Milgram, Burger, & Twenge

Questions

Burger had to make some changes in Milgram’s experiment to get his institutional review board’s permission to do it. Are those changes so significant that he can’t really claim he has replicated Milgram?

Burger says his modified experiment gives the same results as Milgram’s, showing that the Californians of the mid-2000s were just as obedient as Milgram’s New Haveners of the early 1960s. Does it give that result? How?

On pp. 3-4, Burger gives four reasons why “teachers” might go so far in shocking the “learner.” Which of the four seems most convincing to you? Least convincing? Is this the way people’s psychologies really work?

Twenge thinks Burger is misreading his own results and that the later generation is less obedient. Is she right? Why or why not?

Burger’s participants were much more ethnically diverse than Milgram’s. Does that make a difference? If so, in what ways?
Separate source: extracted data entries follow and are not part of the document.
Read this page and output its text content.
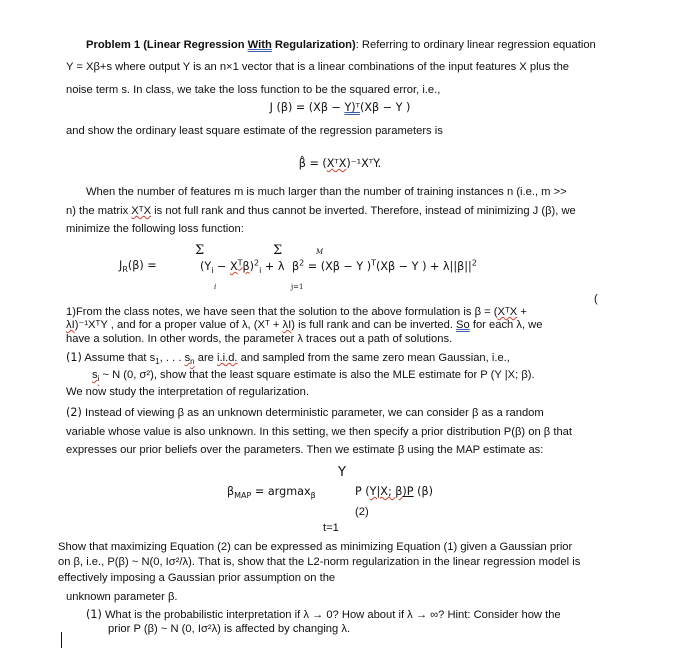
Problem 1 (Linear Regression With Regularization): Referring to ordinary linear regression equation
Y = Xβ+s where output Y is an n×1 vector that is a linear combinations of the input features X plus the
noise term s. In class, we take the loss function to be the squared error, i.e.,
J (β) = (Xβ − Y)ᵀ(Xβ − Y )
and show the ordinary least square estimate of the regression parameters is
β̂ = (XᵀX)⁻¹XᵀY.
When the number of features m is much larger than the number of training instances n (i.e., m >>
n) the matrix XᵀX is not full rank and thus cannot be inverted. Therefore, instead of minimizing J (β), we
minimize the following loss function:
Σ	Σ	M
$J_R(\beta)$ =	$(Y_i - X^T\beta)^2_i + \lambda$ $\beta^2 = (X\beta - Y$ )$^T$(Xβ − Y ) + $\lambda||\beta||^2$
j=1
i
(
1)From the class notes, we have seen that the solution to the above formulation is β = (XᵀX +
λI)⁻¹XᵀY , and for a proper value of λ, (Xᵀ + λI) is full rank and can be inverted. So for each λ, we
have a solution. In other words, the parameter λ traces out a path of solutions.
(1) Assume that $s_1$, . . . $s_n$ are i.i.d. and sampled from the same zero mean Gaussian, i.e.,
$s_i$ ~ N (0, σ²), show that the least square estimate is also the MLE estimate for P (Y |X; β).
We now study the interpretation of regularization.
(2) Instead of viewing β as an unknown deterministic parameter, we can consider β as a random
variable whose value is also unknown. In this setting, we then specify a prior distribution P(β) on β that
expresses our prior beliefs over the parameters. Then we estimate β using the MAP estimate as:
Υ
$\beta_{MAP} = argmax_\beta$	P (Y|X; β)P (β)
(2)
t=1
Show that maximizing Equation (2) can be expressed as minimizing Equation (1) given a Gaussian prior
on β, i.e., P(β) ~ N(0, Iσ²/λ). That is, show that the L2-norm regularization in the linear regression model is
effectively imposing a Gaussian prior assumption on the
unknown parameter β.
(1) What is the probabilistic interpretation if λ → 0? How about if λ → ∞? Hint: Consider how the
prior P (β) ~ N (0, Iσ²λ) is affected by changing λ.
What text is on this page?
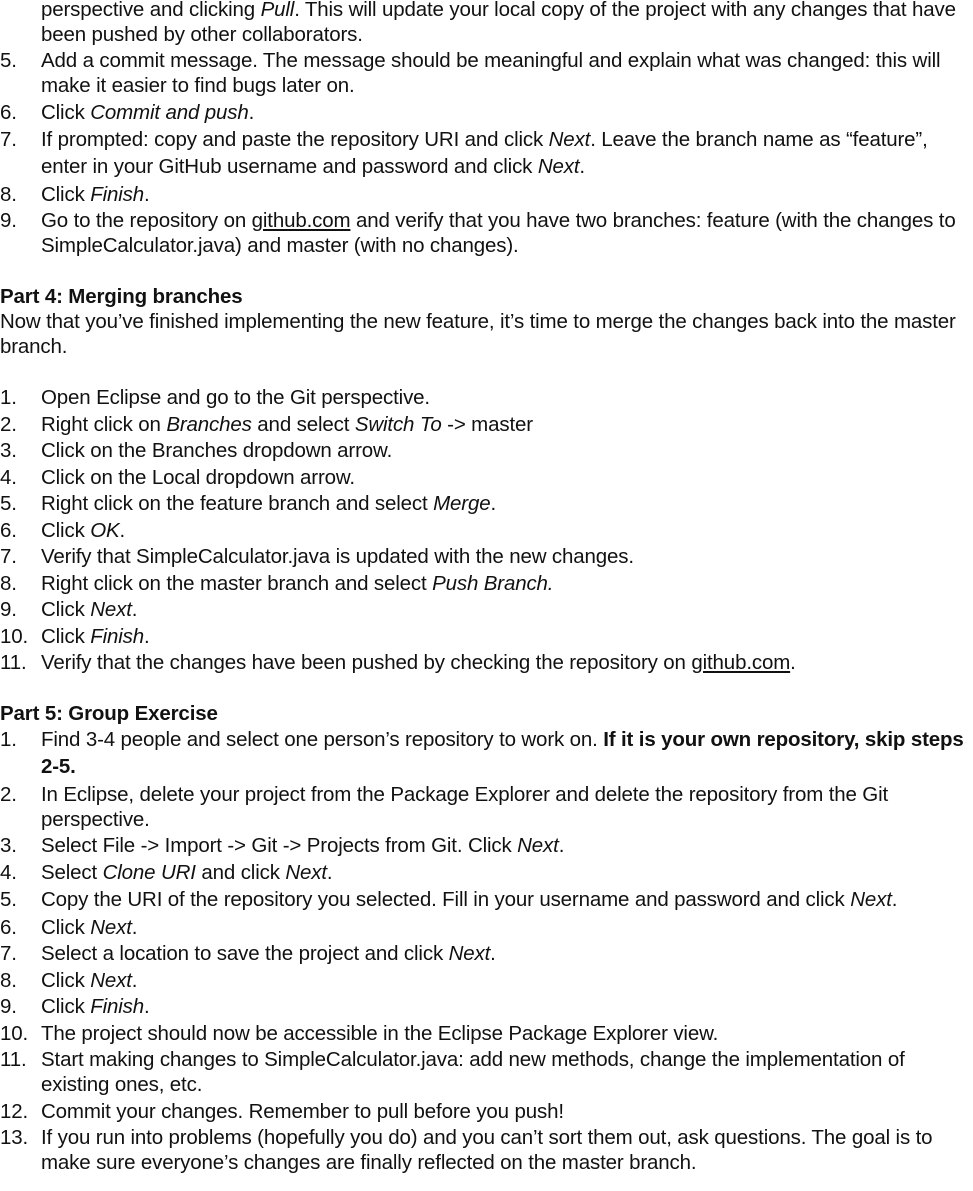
perspective and clicking Pull. This will update your local copy of the project with any changes that have been pushed by other collaborators.
5. Add a commit message. The message should be meaningful and explain what was changed: this will make it easier to find bugs later on.
6. Click Commit and push.
7. If prompted: copy and paste the repository URI and click Next. Leave the branch name as “feature”, enter in your GitHub username and password and click Next.
8. Click Finish.
9. Go to the repository on github.com and verify that you have two branches: feature (with the changes to SimpleCalculator.java) and master (with no changes).

Part 4: Merging branches

Now that you’ve finished implementing the new feature, it’s time to merge the changes back into the master branch.

1. Open Eclipse and go to the Git perspective.
2. Right click on Branches and select Switch To -> master
3. Click on the Branches dropdown arrow.
4. Click on the Local dropdown arrow.
5. Right click on the feature branch and select Merge.
6. Click OK.
7. Verify that SimpleCalculator.java is updated with the new changes.
8. Right click on the master branch and select Push Branch.
9. Click Next.
10. Click Finish.
11. Verify that the changes have been pushed by checking the repository on github.com.

Part 5: Group Exercise

1. Find 3-4 people and select one person’s repository to work on. If it is your own repository, skip steps 2-5.
2. In Eclipse, delete your project from the Package Explorer and delete the repository from the Git perspective.
3. Select File -> Import -> Git -> Projects from Git. Click Next.
4. Select Clone URI and click Next.
5. Copy the URI of the repository you selected. Fill in your username and password and click Next.
6. Click Next.
7. Select a location to save the project and click Next.
8. Click Next.
9. Click Finish.
10. The project should now be accessible in the Eclipse Package Explorer view.
11. Start making changes to SimpleCalculator.java: add new methods, change the implementation of existing ones, etc.
12. Commit your changes. Remember to pull before you push!
13. If you run into problems (hopefully you do) and you can’t sort them out, ask questions. The goal is to make sure everyone’s changes are finally reflected on the master branch.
Is even Burger’s milder version of the obedience experiment so upsetting (to the participants and/or in its implications for us all) that it should not have been permitted? On the other hand, could it show us such important insights about ourselves that even Milgram’s harsher version should be allowed?

Which author is more convincing, Burger or Twenge? Does one have a stronger argument? If so, what was it that convinced you in their argument? Is it just that one writes more clearly than the other?